No matter how cleanly carbon is burned, it is still dangerous, as running a car inside a garage proves. In only 165 years, we extracted and burned millions of years of accumulated oil, and we changed the composition of our atmosphere. Carbon levels have risen at an incredibly fast rate back to where they were about 3 million years ago, ten times as long ago as when human Homo sapiens (wise) evolved. Considering the mass extinctions our carbon burning will cause and our inexcusable refusal to stop, we should probably rename ourselves Homo stultus (foolish).

Delaware Water Gap National Recreation Area

To say the gap is in the Poconos is redundant, because ‘pocono’ means water gap in the Lenape language. The whole area was supposed to be inundated by a flood control project, but that was deemed too expensive. Which is great, because the park service preserves big, beautiful, wooded, hilly land on both the New Jersey and Pennsylvania sides. There are at least seven named waterfalls with trails—above is one of two easily seen on Dingmans Creek Trail—, more hikes including a section of the Appalachian Trail, an exceptional bike trail, many campgrounds, some historic buildings and more. A brown bear crossed the road in front of me, so there’s definitely wildlife here too.

Technically, the 35 of 40 miles of river itself is a separate park, and the gap is the land plus 5 miles of recreational river. If it were up to me, I would combine this with the Upper, Middle and Lower Delaware River parks, and make all four into one National Park. That’s been proposed, but some residents oppose it. Traffic or something. I found it easy to drive around, but crossing the river gets you a toll. If we want to preserve species, we need to start being much more aggressive about preserving our rivers and forests.

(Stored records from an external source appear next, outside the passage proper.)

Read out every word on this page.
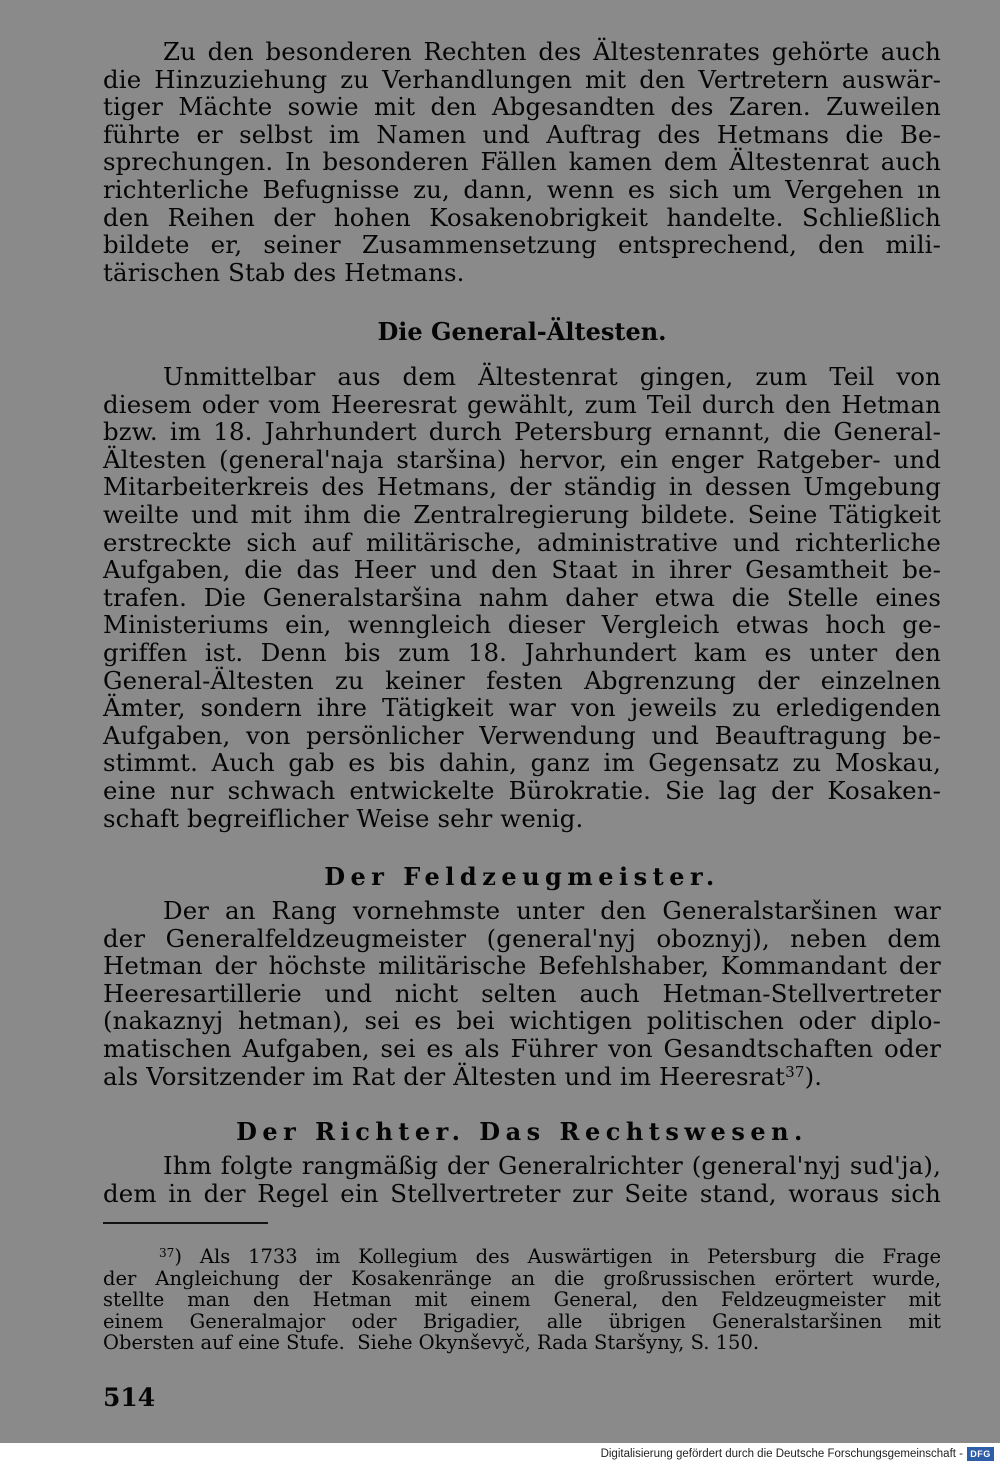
Zu den besonderen Rechten des Ältestenrates gehörte auch
die Hinzuziehung zu Verhandlungen mit den Vertretern auswär-
tiger Mächte sowie mit den Abgesandten des Zaren. Zuweilen
führte er selbst im Namen und Auftrag des Hetmans die Be-
sprechungen. In besonderen Fällen kamen dem Ältestenrat auch
richterliche Befugnisse zu, dann, wenn es sich um Vergehen ın
den Reihen der hohen Kosakenobrigkeit handelte. Schließlich
bildete er, seiner Zusammensetzung entsprechend, den mili-
tärischen Stab des Hetmans.
Die General-Ältesten.
Unmittelbar aus dem Ältestenrat gingen, zum Teil von
diesem oder vom Heeresrat gewählt, zum Teil durch den Hetman
bzw. im 18. Jahrhundert durch Petersburg ernannt, die General-
Ältesten (general'naja staršina) hervor, ein enger Ratgeber- und
Mitarbeiterkreis des Hetmans, der ständig in dessen Umgebung
weilte und mit ihm die Zentralregierung bildete. Seine Tätigkeit
erstreckte sich auf militärische, administrative und richterliche
Aufgaben, die das Heer und den Staat in ihrer Gesamtheit be-
trafen. Die Generalstaršina nahm daher etwa die Stelle eines
Ministeriums ein, wenngleich dieser Vergleich etwas hoch ge-
griffen ist. Denn bis zum 18. Jahrhundert kam es unter den
General-Ältesten zu keiner festen Abgrenzung der einzelnen
Ämter, sondern ihre Tätigkeit war von jeweils zu erledigenden
Aufgaben, von persönlicher Verwendung und Beauftragung be-
stimmt. Auch gab es bis dahin, ganz im Gegensatz zu Moskau,
eine nur schwach entwickelte Bürokratie. Sie lag der Kosaken-
schaft begreiflicher Weise sehr wenig.
Der Feldzeugmeister.
Der an Rang vornehmste unter den Generalstaršinen war
der Generalfeldzeugmeister (general'nyj oboznyj), neben dem
Hetman der höchste militärische Befehlshaber, Kommandant der
Heeresartillerie und nicht selten auch Hetman-Stellvertreter
(nakaznyj hetman), sei es bei wichtigen politischen oder diplo-
matischen Aufgaben, sei es als Führer von Gesandtschaften oder
als Vorsitzender im Rat der Ältesten und im Heeresrat$^{37}$).
Der Richter. Das Rechtswesen.
Ihm folgte rangmäßig der Generalrichter (general'nyj sud'ja),
dem in der Regel ein Stellvertreter zur Seite stand, woraus sich
$^{37}$) Als 1733 im Kollegium des Auswärtigen in Petersburg die Frage
der Angleichung der Kosakenränge an die großrussischen erörtert wurde,
stellte man den Hetman mit einem General, den Feldzeugmeister mit
einem Generalmajor oder Brigadier, alle übrigen Generalstaršinen mit
Obersten auf eine Stufe.  Siehe Okynševyč, Rada Staršyny, S. 150.
514
Digitalisierung gefördert durch die Deutsche Forschungsgemeinschaft - DFG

Upper Delaware Scenic and Recreational River

Inside the Zane Grey museum in Lackawaxen PA, there are a couple of photos Grey took that make me extremely envious. One is him in 1920 sitting under Rainbow Bridge—which is a park site that I honestly can’t figure out how to visit—, and another is of his three masted schooner Fisherman in 1932, on one of his many adventures at sea. Grey introduced the world to the great American West, writing dozens of novels selling millions of copies in several languages along with movie and TV adaptations. I consider myself a bit of a traveler now, but many times I’ve reached a remote place, only to find that Grey beat me there by 100 years, on horseback or by boat. My grandfather and uncle inspired me with their travel stories, and I now have their journals of their trips out west with me to compare notes (thanks Nim!). I also have a decent collection of Zane Grey ebooks, although I read them mostly for the journey descriptions. Zane and his wife loved this place on the Delaware River, and I’m sure he’d have loved to see so many people taking their families out on small boats right off his front porch.

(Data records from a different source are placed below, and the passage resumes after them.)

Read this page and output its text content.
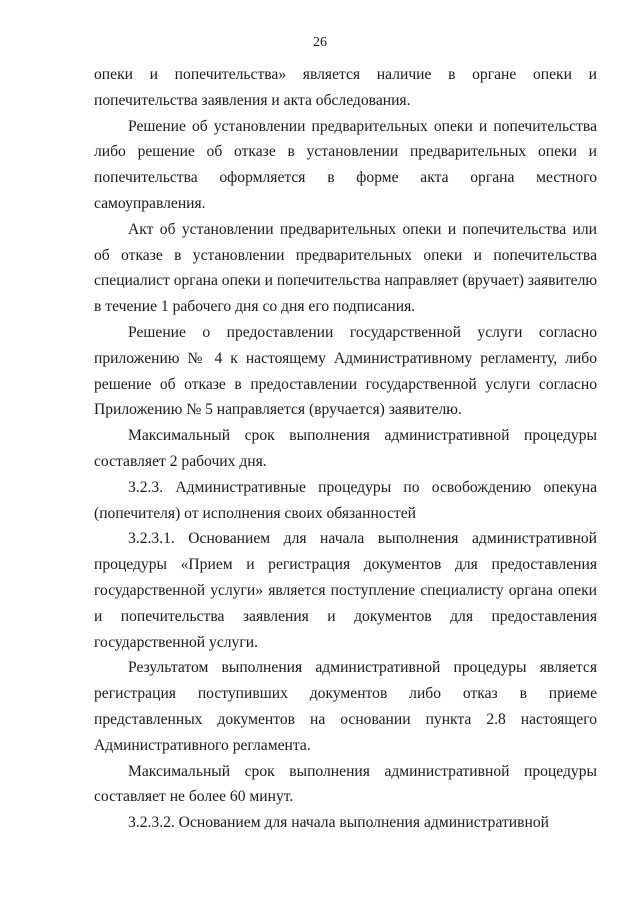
26

опеки и попечительства» является наличие в органе опеки и попечительства заявления и акта обследования.

Решение об установлении предварительных опеки и попечительства либо решение об отказе в установлении предварительных опеки и попечительства оформляется в форме акта органа местного самоуправления.

Акт об установлении предварительных опеки и попечительства или об отказе в установлении предварительных опеки и попечительства специалист органа опеки и попечительства направляет (вручает) заявителю в течение 1 рабочего дня со дня его подписания.

Решение о предоставлении государственной услуги согласно приложению № 4 к настоящему Административному регламенту, либо решение об отказе в предоставлении государственной услуги согласно Приложению № 5 направляется (вручается) заявителю.

Максимальный срок выполнения административной процедуры составляет 2 рабочих дня.

3.2.3. Административные процедуры по освобождению опекуна (попечителя) от исполнения своих обязанностей

3.2.3.1. Основанием для начала выполнения административной процедуры «Прием и регистрация документов для предоставления государственной услуги» является поступление специалисту органа опеки и попечительства заявления и документов для предоставления государственной услуги.

Результатом выполнения административной процедуры является регистрация поступивших документов либо отказ в приеме представленных документов на основании пункта 2.8 настоящего Административного регламента.

Максимальный срок выполнения административной процедуры составляет не более 60 минут.

3.2.3.2. Основанием для начала выполнения административной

Middle Delaware National Scenic River

This is the middle of the river, in the middle of the park, in between the upper and lower sections of river, between Pennsylvania and New Jersey. Fortunately, it was calm enough that I got a mostly undistorted panorama, but there are a few fun class I rapids on the 10 mile section I paddled from Bushkill Access to Springfield Beach ($10 parking). The river is gorgeous, and I saw at least a half dozen bald eagles. It was surprisingly easy to catch the free hourly summer weekend ‘river runner’ shuttle to bring my kayak upstream. The driver let me bring mine inside folded, but other paddlers I saw put theirs on the canoe/kayak trailer.

The bus is also called the ‘Pocono Pony’, and it’s a lot of fun to chat with other riders. I was bragging about how many parks I had visited, when the guy next to me said he had been to all of them. He’s a riot, and he was on TV for #413. We chatted on the bus & river and compared notes. Well, mostly he chatted. In his old job, I think the conversations were mostly one-sided, since he’s a dentist. I enjoy meeting interesting folks, especially when they’ve got a great sense of humor and can teach me more about our parks.